Perspectives on Mentorship

Judith Jacobi, MCCM, BCCCP

As an experienced provider who has changed roles several times, I have several perspectives on the role of mentorship in the development of a practitioner. Early in my career, despite exposure to topics and various management styles in training, I rapidly found that I had to develop my own methods. It was sometimes easy to mimic those of my training mentors, but some situations were more challenging. Mentors within pharmacy, nursing, and medicine helped me immensely, both at the start of my career and periodically throughout.

Selecting a Mentor
Before selecting a mentor, I had to determine what I needed from that relationship and those qualities I valued most in a mentor. When several candidates were available, I had to prioritize those characteristics. Conversations with potential mentors, focusing on their goals, experiences, needs, and limitations, can help narrow multiple choices. This is most important if a career mentor is being considered.

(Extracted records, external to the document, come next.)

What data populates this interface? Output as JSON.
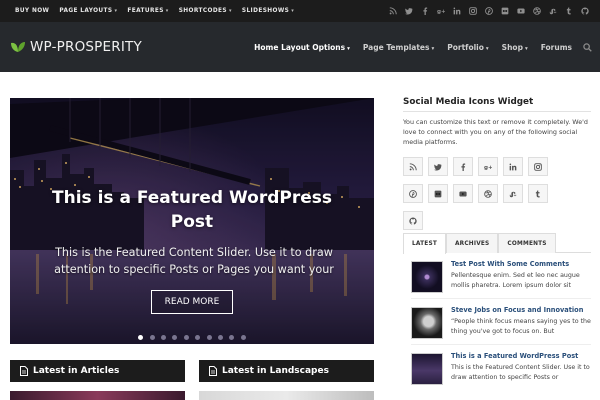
{
  "topnav": {
    "items": [
      {
        "label": "BUY NOW",
        "caret": false
      },
      {
        "label": "PAGE LAYOUTS",
        "caret": true
      },
      {
        "label": "FEATURES",
        "caret": true
      },
      {
        "label": "SHORTCODES",
        "caret": true
      },
      {
        "label": "SLIDESHOWS",
        "caret": true
      }
    ],
    "caret_glyph": "▾",
    "icons": [
      "rss-icon",
      "twitter-icon",
      "facebook-icon",
      "google-plus-icon",
      "linkedin-icon",
      "instagram-icon",
      "pinterest-icon",
      "flickr-icon",
      "youtube-icon",
      "dribbble-icon",
      "stumbleupon-icon",
      "tumblr-icon",
      "github-icon"
    ]
  },
  "header": {
    "logo_text": "WP-PROSPERITY",
    "nav": [
      {
        "label": "Home Layout Options",
        "caret": true,
        "active": true
      },
      {
        "label": "Page Templates",
        "caret": true,
        "active": false
      },
      {
        "label": "Portfolio",
        "caret": true,
        "active": false
      },
      {
        "label": "Shop",
        "caret": true,
        "active": false
      },
      {
        "label": "Forums",
        "caret": false,
        "active": false
      }
    ],
    "search_icon": "search-icon"
  },
  "slider": {
    "title": "This is a Featured WordPress Post",
    "description": "This is the Featured Content Slider. Use it to draw attention to specific Posts or Pages you want your",
    "button_label": "READ MORE",
    "slide_count": 10,
    "active_index": 0
  },
  "sections": {
    "articles_label": "Latest in Articles",
    "landscapes_label": "Latest in Landscapes"
  },
  "sidebar": {
    "widget_title": "Social Media Icons Widget",
    "widget_text": "You can customize this text or remove it completely. We'd love to connect with you on any of the following social media platforms.",
    "social_icons": [
      "rss-icon",
      "twitter-icon",
      "facebook-icon",
      "google-plus-icon",
      "linkedin-icon",
      "instagram-icon",
      "pinterest-icon",
      "flickr-icon",
      "youtube-icon",
      "dribbble-icon",
      "stumbleupon-icon",
      "tumblr-icon",
      "github-icon"
    ],
    "tabs": [
      {
        "label": "LATEST",
        "active": true
      },
      {
        "label": "ARCHIVES",
        "active": false
      },
      {
        "label": "COMMENTS",
        "active": false
      }
    ],
    "posts": [
      {
        "title": "Test Post With Some Comments",
        "excerpt": "Pellentesque enim. Sed et leo nec augue mollis pharetra. Lorem ipsum dolor sit"
      },
      {
        "title": "Steve Jobs on Focus and Innovation",
        "excerpt": "“People think focus means saying yes to the thing you've got to focus on. But"
      },
      {
        "title": "This is a Featured WordPress Post",
        "excerpt": "This is the Featured Content Slider. Use it to draw attention to specific Posts or"
      }
    ]
  },
  "colors": {
    "topbar_bg": "#1c1c1c",
    "header_bg": "#26292d",
    "logo_leaf": "#7cc142",
    "link_blue": "#2a4f7a",
    "section_bg": "#1c1c1c"
  }
}
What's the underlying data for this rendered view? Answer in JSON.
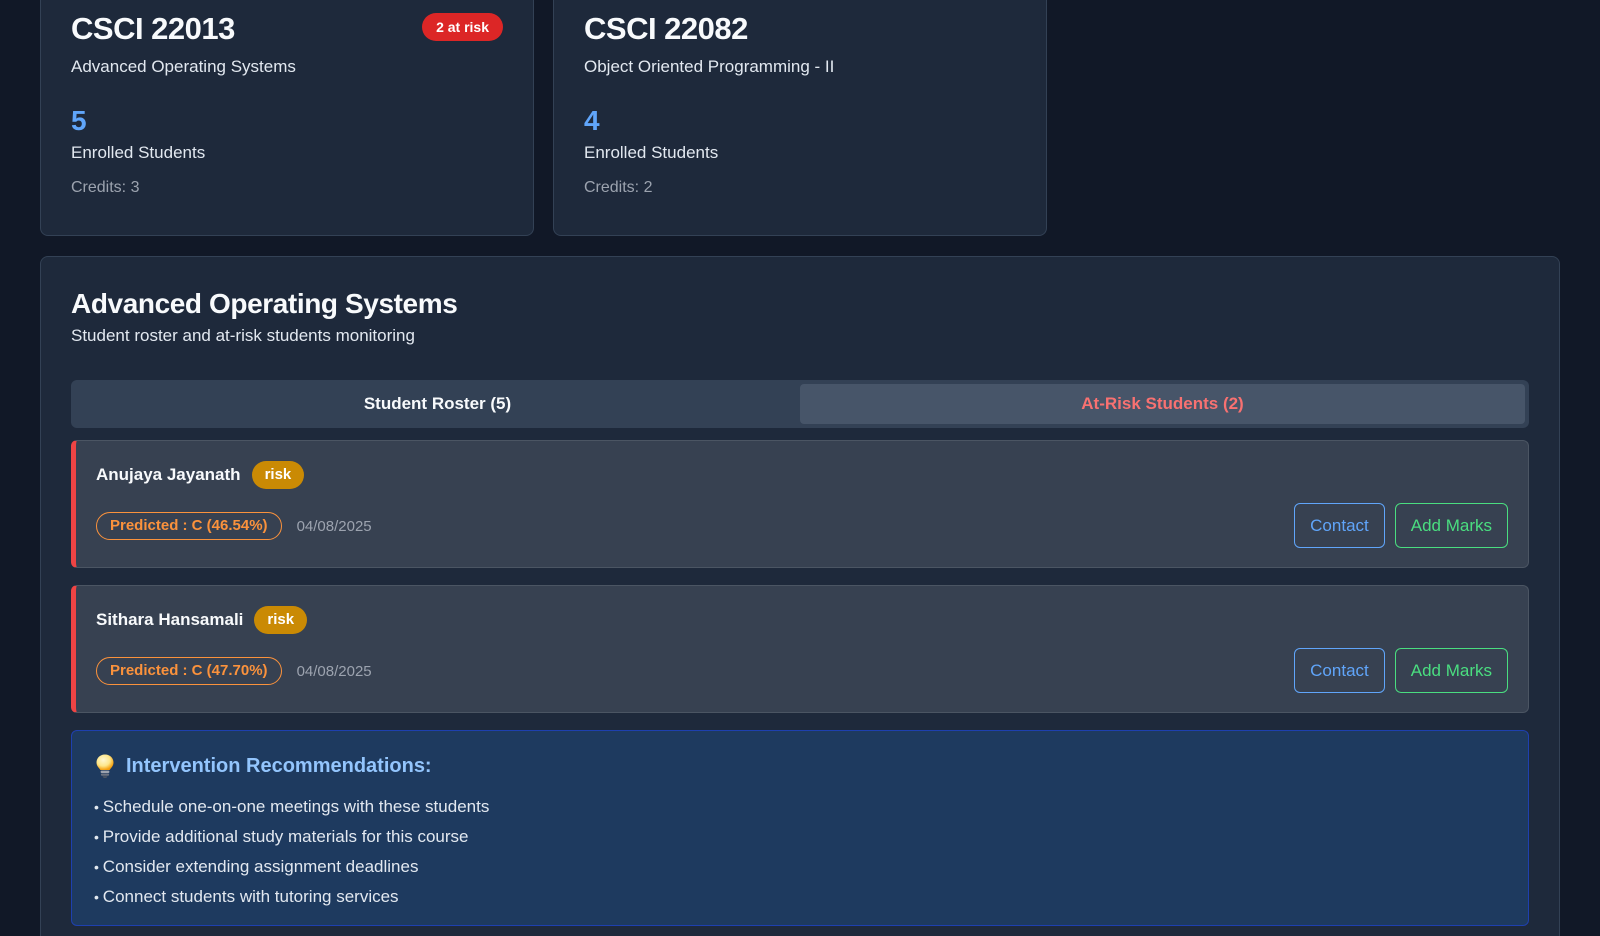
{
  "courses": [
    {
      "code": "CSCI 22013",
      "name": "Advanced Operating Systems",
      "enrolled_count": "5",
      "enrolled_label": "Enrolled Students",
      "credits": "Credits: 3",
      "risk_badge": "2 at risk"
    },
    {
      "code": "CSCI 22082",
      "name": "Object Oriented Programming - II",
      "enrolled_count": "4",
      "enrolled_label": "Enrolled Students",
      "credits": "Credits: 2"
    }
  ],
  "panel": {
    "title": "Advanced Operating Systems",
    "subtitle": "Student roster and at-risk students monitoring",
    "tabs": {
      "roster": "Student Roster (5)",
      "at_risk": "At-Risk Students (2)",
      "active": "at_risk"
    },
    "students": [
      {
        "name": "Anujaya Jayanath",
        "tag": "risk",
        "predicted": "Predicted : C (46.54%)",
        "date": "04/08/2025",
        "contact_label": "Contact",
        "marks_label": "Add Marks"
      },
      {
        "name": "Sithara Hansamali",
        "tag": "risk",
        "predicted": "Predicted : C (47.70%)",
        "date": "04/08/2025",
        "contact_label": "Contact",
        "marks_label": "Add Marks"
      }
    ],
    "recommendations": {
      "icon": "lightbulb-icon",
      "title": "Intervention Recommendations:",
      "items": [
        "Schedule one-on-one meetings with these students",
        "Provide additional study materials for this course",
        "Consider extending assignment deadlines",
        "Connect students with tutoring services"
      ]
    }
  },
  "colors": {
    "background": "#111827",
    "card": "#1e293b",
    "accent_blue": "#60a5fa",
    "danger": "#dc2626",
    "warning": "#ca8a04",
    "predicted": "#fb923c",
    "success": "#4ade80"
  }
}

My tips for finding a mentor include looking beyond work-related roles. I am a pharmacist but several of my mentors were nurses. I also suggest considering specific focus areas that are important to you, such as leadership, research, or project development. A direct supervisor is often not the ideal choice, because the mentee often reveals insecurities and potential weaknesses. A mentor from a church group or field other than medicine may be preferred for a broader perspective on life and relationships. A mentor should be willing to share time and expertise; everyone the mentee approaches may not be available to serve that role.

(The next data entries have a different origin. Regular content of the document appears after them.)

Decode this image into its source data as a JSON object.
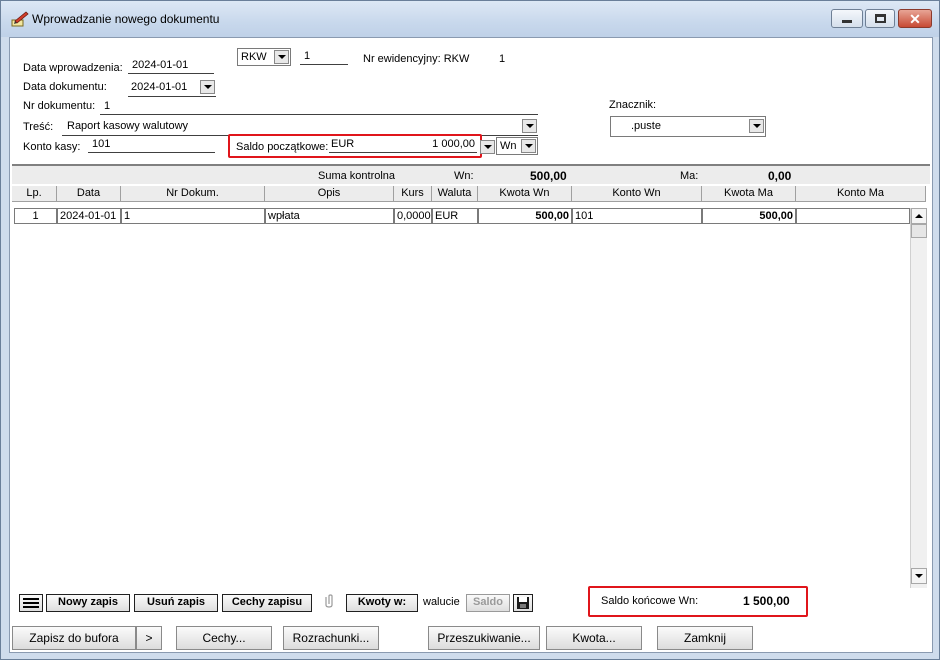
{
  "window": {
    "title": "Wprowadzanie nowego dokumentu"
  },
  "form": {
    "data_wprowadzenia_label": "Data wprowadzenia:",
    "data_wprowadzenia_value": "2024-01-01",
    "data_dokumentu_label": "Data dokumentu:",
    "data_dokumentu_value": "2024-01-01",
    "nr_dokumentu_label": "Nr dokumentu:",
    "nr_dokumentu_value": "1",
    "tresc_label": "Treść:",
    "tresc_value": "Raport kasowy walutowy",
    "konto_kasy_label": "Konto kasy:",
    "konto_kasy_value": "101",
    "doc_type": "RKW",
    "doc_number": "1",
    "nr_ewidencyjny_label": "Nr ewidencyjny: RKW",
    "nr_ewidencyjny_value": "1",
    "saldo_poczatkowe_label": "Saldo początkowe:",
    "saldo_poczatkowe_currency": "EUR",
    "saldo_poczatkowe_value": "1 000,00",
    "saldo_side": "Wn",
    "znacznik_label": "Znacznik:",
    "znacznik_value": ".puste"
  },
  "summary": {
    "suma_kontrolna_label": "Suma kontrolna",
    "wn_label": "Wn:",
    "wn_value": "500,00",
    "ma_label": "Ma:",
    "ma_value": "0,00"
  },
  "table": {
    "columns": [
      "Lp.",
      "Data",
      "Nr Dokum.",
      "Opis",
      "Kurs",
      "Waluta",
      "Kwota Wn",
      "Konto Wn",
      "Kwota Ma",
      "Konto Ma"
    ],
    "rows": [
      [
        "1",
        "2024-01-01",
        "1",
        "wpłata",
        "0,0000",
        "EUR",
        "500,00",
        "101",
        "500,00",
        ""
      ]
    ]
  },
  "toolbar": {
    "nowy_zapis": "Nowy zapis",
    "usun_zapis": "Usuń zapis",
    "cechy_zapisu": "Cechy zapisu",
    "kwoty_w": "Kwoty w:",
    "walucie": "walucie",
    "saldo": "Saldo",
    "saldo_koncowe_label": "Saldo końcowe Wn:",
    "saldo_koncowe_value": "1 500,00"
  },
  "footer": {
    "zapisz_do_bufora": "Zapisz do bufora",
    "more": ">",
    "cechy": "Cechy...",
    "rozrachunki": "Rozrachunki...",
    "przeszukiwanie": "Przeszukiwanie...",
    "kwota": "Kwota...",
    "zamknij": "Zamknij"
  },
  "colors": {
    "highlight_border": "#e0151b",
    "window_frame": "#cfdcec",
    "close_button": "#c74a34"
  },
  "icons": {
    "app": "pen-paper-icon",
    "minimize": "minimize-icon",
    "maximize": "maximize-icon",
    "close": "close-icon"
  }
}
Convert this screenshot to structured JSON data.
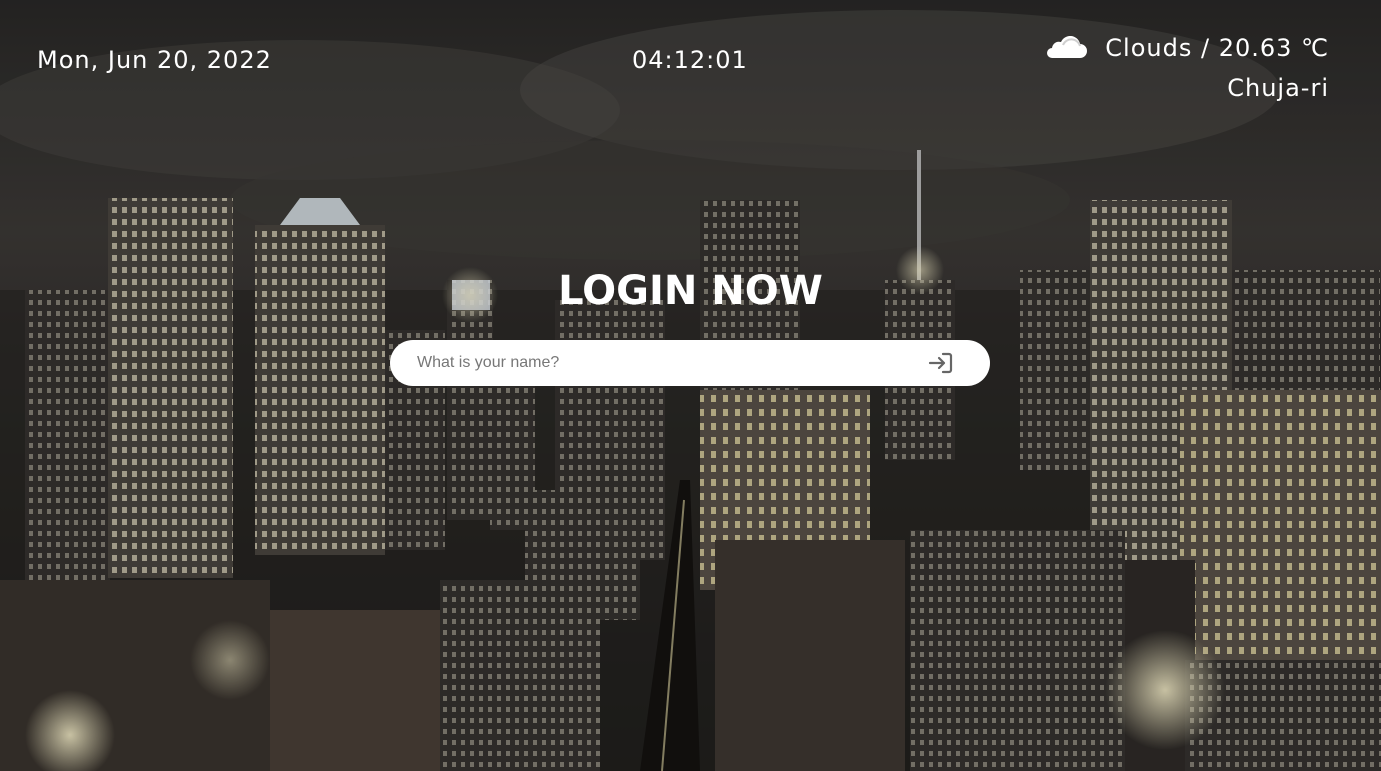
{
  "header": {
    "date": "Mon, Jun 20, 2022",
    "time": "04:12:01"
  },
  "weather": {
    "icon": "cloud-icon",
    "summary": "Clouds / 20.63 ℃",
    "city": "Chuja-ri"
  },
  "login": {
    "title": "LOGIN NOW",
    "placeholder": "What is your name?",
    "submit_icon": "sign-in-icon"
  },
  "colors": {
    "text": "#ffffff",
    "input_bg": "#ffffff",
    "icon": "#666666"
  }
}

The best mentors are those who embrace the opportunity to give of their time and consider it to be an important component of their job. While candid correction and redirection of the mentee may be needed, it should be done without passing judgement. A good mentor often reveals his/her own weaknesses and how the lessons being given helped the mentor to advance. Numerous books are available to help mentors develop their skills. A book I found helpful was The Heart of Mentoring: Ten Proven Principles for Developing People to the Fullest Potential.1

Mentor-Mentee Partnership
A partnership must develop between the mentor and mentee after they get to know each other, but the nature of the partnership varies with different situations and personalities. Mutual respect is needed. As the mentee, I was responsible for scheduling meetings and was the driver of the process but had to respect the time and resource limits of the mentor. I did not expect the mentor to have all the answers or to make things happen for me but relied on the mentor’s perspectives, leading questions, and advice. Not every mentoring relationship will develop into a long-term relationship. Sometimes it takes a bit of practice to learn how to maximize and sustain it.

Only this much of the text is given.